Selon la définition communément acceptée, la « mégafaune » terrestre inclut carnivores d’au moins 15 kilos et grands herbivores de plus de 100 kilos, soit un total relativement modeste de 101 espèces. Mais trois-cinquièmes de ces créatures emblématiques sont classées comme menacées par l’Union internationale pour la conservation de la nature (IUCN), dont plus d’une dizaine dans la catégorie « en danger critique » ou « éteinte à
l’état sauvage ». « Les scientifiques en charge de la conservation vont bientôt être occupés à écrire des nécrologies pour des espèces ou des sous-espèces de mégafaune au fur et à mesure qu’elles disparaissent de la planète », se lamente Bill Ripple, de l’université de l’Oregon, principal auteur d’un appel signé en décembre par plus de 15.000 de ses collègues mettant en garde l’humanité. Nouvelle mauvaise nouvelle la semaine dernière : Sudan, le dernier mâle rhinocéros blanc du Nord est mort à l’âge de 45 ans dans un zoo au Kénya alors qu’il restait encore au moins 700 de ses congénères dans la nature au moment de sa naissance.  Alors les spécialistes, autrefois mesurés, ne mâchent plus leurs mots. Pour les uns, l’antilope Addax du Sahara est « vouée à l’extinction ».

Pour d’autres, le gorille de l’Est, aussi chassé pour sa viande, « n’est qu’à un pas » de la disparition, comme les orangs-outans de Bornéo et Sumatra. Des animaux fascinants encore suffisamment nombreux pour attirer des millions de touristes en Afrique chaque année sont aussi en déclin. Les populations de lions, rhinocéros et guépards ont ainsi chuté de plus de 90% au cours du siècle dernier; le nombre de girafes, désormais classées « vulnérables », a baissé de 40% en 30 ans ; et 30% des ours polaires risquent de disparaître d’ici le milieu du XXIe siècle. « Il est très possible que nous voyions ces géants s’éteindre dans la nature pendant notre vie, sous nos yeux », explique la directrice de l’IUCN Inger Andersen. Et le contexte plus large n’est pas encourageant. Les scientifiques sont d’accord pour dire qu’une nouvelle « extinction de masse » a commencé, qui voit des espèces de toutes sortes et de toutes tailles disparaître 100 fois plus vite que la normale. La Terre a connu jusqu’à présent cinq extinctions de masse, la dernière en date, celle des dinosaures, remontant à 66 millions d’années. Aujourd’hui, la mégafaune est victime de risques multiples liées à l’expansion humaine, de la perte de son habitat au braconnage, en passant par les conflits avec l’élevage, et par exemple, pour l’ours polaire, le changement climatique.

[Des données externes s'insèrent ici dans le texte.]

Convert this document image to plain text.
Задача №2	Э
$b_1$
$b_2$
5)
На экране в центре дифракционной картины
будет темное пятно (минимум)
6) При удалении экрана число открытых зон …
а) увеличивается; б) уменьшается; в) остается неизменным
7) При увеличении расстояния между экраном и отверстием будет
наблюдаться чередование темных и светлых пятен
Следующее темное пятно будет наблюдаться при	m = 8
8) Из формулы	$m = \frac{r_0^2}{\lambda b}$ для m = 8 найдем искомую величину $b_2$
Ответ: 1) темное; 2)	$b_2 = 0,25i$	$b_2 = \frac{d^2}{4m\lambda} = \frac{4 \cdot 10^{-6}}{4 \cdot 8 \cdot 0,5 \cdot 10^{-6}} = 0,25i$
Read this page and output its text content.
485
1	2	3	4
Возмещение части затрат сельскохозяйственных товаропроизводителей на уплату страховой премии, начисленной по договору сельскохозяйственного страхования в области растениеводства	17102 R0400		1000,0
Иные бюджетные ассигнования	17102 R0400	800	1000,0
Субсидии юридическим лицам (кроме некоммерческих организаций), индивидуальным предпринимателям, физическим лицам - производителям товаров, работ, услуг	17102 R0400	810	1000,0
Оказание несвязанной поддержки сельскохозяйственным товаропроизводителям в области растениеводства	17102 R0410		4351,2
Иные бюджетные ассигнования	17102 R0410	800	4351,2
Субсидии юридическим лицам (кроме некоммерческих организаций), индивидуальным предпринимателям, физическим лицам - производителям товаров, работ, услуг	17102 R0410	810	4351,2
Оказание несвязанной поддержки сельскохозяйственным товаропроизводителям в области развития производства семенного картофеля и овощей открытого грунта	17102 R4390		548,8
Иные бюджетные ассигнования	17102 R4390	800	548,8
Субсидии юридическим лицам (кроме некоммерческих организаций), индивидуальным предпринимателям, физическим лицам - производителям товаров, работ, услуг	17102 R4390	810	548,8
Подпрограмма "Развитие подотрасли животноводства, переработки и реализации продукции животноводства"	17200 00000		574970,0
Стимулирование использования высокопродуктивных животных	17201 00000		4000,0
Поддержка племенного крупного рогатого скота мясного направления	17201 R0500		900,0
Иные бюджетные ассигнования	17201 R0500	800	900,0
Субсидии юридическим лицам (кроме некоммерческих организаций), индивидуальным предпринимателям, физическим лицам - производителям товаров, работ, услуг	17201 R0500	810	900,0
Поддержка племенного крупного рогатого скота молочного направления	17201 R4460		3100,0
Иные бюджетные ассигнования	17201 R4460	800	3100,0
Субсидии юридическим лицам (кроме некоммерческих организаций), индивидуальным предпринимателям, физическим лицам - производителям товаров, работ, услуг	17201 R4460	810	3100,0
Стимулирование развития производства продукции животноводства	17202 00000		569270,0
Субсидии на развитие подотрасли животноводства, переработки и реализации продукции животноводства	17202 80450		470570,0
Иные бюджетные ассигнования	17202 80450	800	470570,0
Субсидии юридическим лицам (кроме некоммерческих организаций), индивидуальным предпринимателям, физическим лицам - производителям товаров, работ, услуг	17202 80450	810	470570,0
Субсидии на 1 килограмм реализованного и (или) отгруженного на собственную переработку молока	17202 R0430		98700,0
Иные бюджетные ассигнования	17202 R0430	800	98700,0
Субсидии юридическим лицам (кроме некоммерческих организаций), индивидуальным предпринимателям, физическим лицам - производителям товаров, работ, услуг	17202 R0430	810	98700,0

« La première menace à laquelle fait face la faune d’Afrique est que nous la mangeons », note Paul Funston, directeur du programme lions de l’ONG Panthera. Une situation décrite dans certaines zones comme « le syndrome de la savane silencieuse ». « Certaines zones protégées ont l’air totalement intactes, les bois, les oiseaux, les abeilles, tout est là. Mais les grands mammifères ont disparu, parce qu’ils ont été mangés », poursuit Funston, notant l’augmentation de la population sur le continent. Malgré le constat lugubre, les défenseurs de l’environnement ne perdent pas espoir et ont permis à certaines espèces de se reprendre du poil de la bête. Mais ils doivent aussi être réalistes, souligne Michael Knight, qui dirige le groupe de l’IUCN chargé des rhinocéros africains. « L’Afrique ne correspond plus au rêve de paysages ouverts où courent des animaux sauvages, insiste-t-il. Et dans 50 ans, les défis vont être dix, ou peut-être cinquante fois, plus difficiles ». Pour Paul Funston, la solution viendra d’investissements stratégiques dans des parcs nationaux, alors que des études montrent un lien entre les sommes investies au km2 et les taux de survie des espèces protégées. « Nous sommes presque prêts pour le triage, explique-t-il. Pour les lions, c’est fait, nous avons identifié 14 zones clé où l’argent doit être concentré. Mais nous avons un besoin urgent de nous éloigner d’une approche par
espèce »,
insiste l’expert.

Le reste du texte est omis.